In a classroom, the power of authority comes from the teacher acting as a
monitor, while conducting the task of "teaching" or conveying information
to the students. Conveying information, which in essence is what
"teaching" really is about, is separate from being the
"authority" in the classroom. Hypothetically you can have a person in
the classroom to just teach, and a policeman to keep things in order. We all
wear many hats, often at the same time. It is important to set clear boundaries
and recognize which hat you are wearing when you speak. When the lines blur,
and "the teacher" acts inappropriately and abuses the power of
authority, we have problems. When the students also act inappropriately, we
have bigger problems.
People often assign an assumed "superiority" to the role of
teacher. But it really is about the power residing in the role of the keeper of
information, the shepherd, the moderator, the Grand Magus… a power over others. This
illusion of superiority extends to the association with the role of teacher, which creates teacher’s pets, coven angels, Willsalmon, Willtuna… It has nothing
to do with teaching, but the wish to have this self-imposed higher status, and
perhaps enjoy some fringe benefits along the way. This sense of entitlement is toxic.

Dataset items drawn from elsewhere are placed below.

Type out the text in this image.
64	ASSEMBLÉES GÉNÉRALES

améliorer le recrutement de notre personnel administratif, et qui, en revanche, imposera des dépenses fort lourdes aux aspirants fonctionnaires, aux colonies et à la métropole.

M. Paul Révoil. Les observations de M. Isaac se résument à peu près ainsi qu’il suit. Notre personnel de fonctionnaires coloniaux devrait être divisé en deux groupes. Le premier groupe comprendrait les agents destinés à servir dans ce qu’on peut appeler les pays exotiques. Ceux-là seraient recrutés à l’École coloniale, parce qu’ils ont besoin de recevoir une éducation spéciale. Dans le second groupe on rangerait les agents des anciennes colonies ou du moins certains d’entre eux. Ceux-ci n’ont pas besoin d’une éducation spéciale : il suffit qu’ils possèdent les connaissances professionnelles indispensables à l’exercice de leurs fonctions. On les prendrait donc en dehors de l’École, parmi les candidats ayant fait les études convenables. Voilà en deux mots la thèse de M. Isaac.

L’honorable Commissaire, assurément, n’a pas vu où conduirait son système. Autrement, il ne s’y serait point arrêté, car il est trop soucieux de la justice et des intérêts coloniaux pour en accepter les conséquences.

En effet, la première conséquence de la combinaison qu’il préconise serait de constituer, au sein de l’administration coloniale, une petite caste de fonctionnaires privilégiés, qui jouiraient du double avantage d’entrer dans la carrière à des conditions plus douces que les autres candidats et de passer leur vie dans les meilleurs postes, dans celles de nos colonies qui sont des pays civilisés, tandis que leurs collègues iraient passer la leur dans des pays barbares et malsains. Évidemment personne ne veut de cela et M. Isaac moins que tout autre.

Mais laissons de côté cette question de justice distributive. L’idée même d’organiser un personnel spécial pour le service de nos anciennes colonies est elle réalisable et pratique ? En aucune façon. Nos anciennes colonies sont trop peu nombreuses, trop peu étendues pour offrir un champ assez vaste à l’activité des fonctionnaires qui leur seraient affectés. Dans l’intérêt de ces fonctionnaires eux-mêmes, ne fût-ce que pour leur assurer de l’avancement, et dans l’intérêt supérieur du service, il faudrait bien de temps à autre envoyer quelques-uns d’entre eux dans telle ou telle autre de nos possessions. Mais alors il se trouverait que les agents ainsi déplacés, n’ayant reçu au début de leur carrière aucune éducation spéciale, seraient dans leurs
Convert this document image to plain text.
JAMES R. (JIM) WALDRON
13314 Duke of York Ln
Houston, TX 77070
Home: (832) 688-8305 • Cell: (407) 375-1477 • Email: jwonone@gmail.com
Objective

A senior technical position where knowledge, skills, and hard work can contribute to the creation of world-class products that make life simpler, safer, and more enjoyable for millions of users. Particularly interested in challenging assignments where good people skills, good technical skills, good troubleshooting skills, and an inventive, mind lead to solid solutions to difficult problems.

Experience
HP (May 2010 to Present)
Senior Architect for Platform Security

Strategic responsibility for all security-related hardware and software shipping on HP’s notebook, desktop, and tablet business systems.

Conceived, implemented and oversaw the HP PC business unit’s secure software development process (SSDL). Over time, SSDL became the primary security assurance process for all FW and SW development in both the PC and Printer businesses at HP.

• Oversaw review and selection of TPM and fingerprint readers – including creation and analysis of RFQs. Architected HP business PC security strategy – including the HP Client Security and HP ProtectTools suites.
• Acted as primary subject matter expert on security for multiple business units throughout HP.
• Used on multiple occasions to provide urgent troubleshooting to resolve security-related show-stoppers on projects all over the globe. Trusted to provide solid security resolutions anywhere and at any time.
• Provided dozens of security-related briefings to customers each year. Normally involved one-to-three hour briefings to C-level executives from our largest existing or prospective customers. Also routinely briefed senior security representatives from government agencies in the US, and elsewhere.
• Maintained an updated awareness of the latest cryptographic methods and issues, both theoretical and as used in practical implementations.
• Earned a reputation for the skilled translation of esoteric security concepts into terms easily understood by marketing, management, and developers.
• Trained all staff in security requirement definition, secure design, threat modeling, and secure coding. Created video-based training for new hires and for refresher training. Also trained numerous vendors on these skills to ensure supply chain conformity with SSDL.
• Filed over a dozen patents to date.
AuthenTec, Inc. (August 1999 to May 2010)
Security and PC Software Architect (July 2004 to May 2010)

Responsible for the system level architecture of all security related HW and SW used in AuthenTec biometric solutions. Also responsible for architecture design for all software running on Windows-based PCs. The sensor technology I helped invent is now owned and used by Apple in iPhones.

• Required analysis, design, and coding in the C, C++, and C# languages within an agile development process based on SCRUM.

Just because you are the teacher, or have a special relationship with the teacher, sexual or
otherwise, it doesn’t mean you are entitled to extra gravy on your fries, or
power over other students.
Again, it has nothing to do with teaching. Perceived authority is just
that: a perception.
I respect many great teachers and have developed a friendship with some of
them. But having respect for someone is not the same as allowing this person to
have control over me. You might know a great deal about something, but it doesn't
make you a teacher. And I’m not even talking about quality of teaching.
Once you see through the illusion of perceived authority, the non-existent superiority, that jar of pubes on the altar, you get back the power that you have always had. This is not about challenging anyone's puppeteering skills. Oh goodness gracious me no. This is just to remind everyone to give credits when they are due, and call out bullshit when it's right in front of you.
As always, just my two cents. I better get going. I have some trout to fry.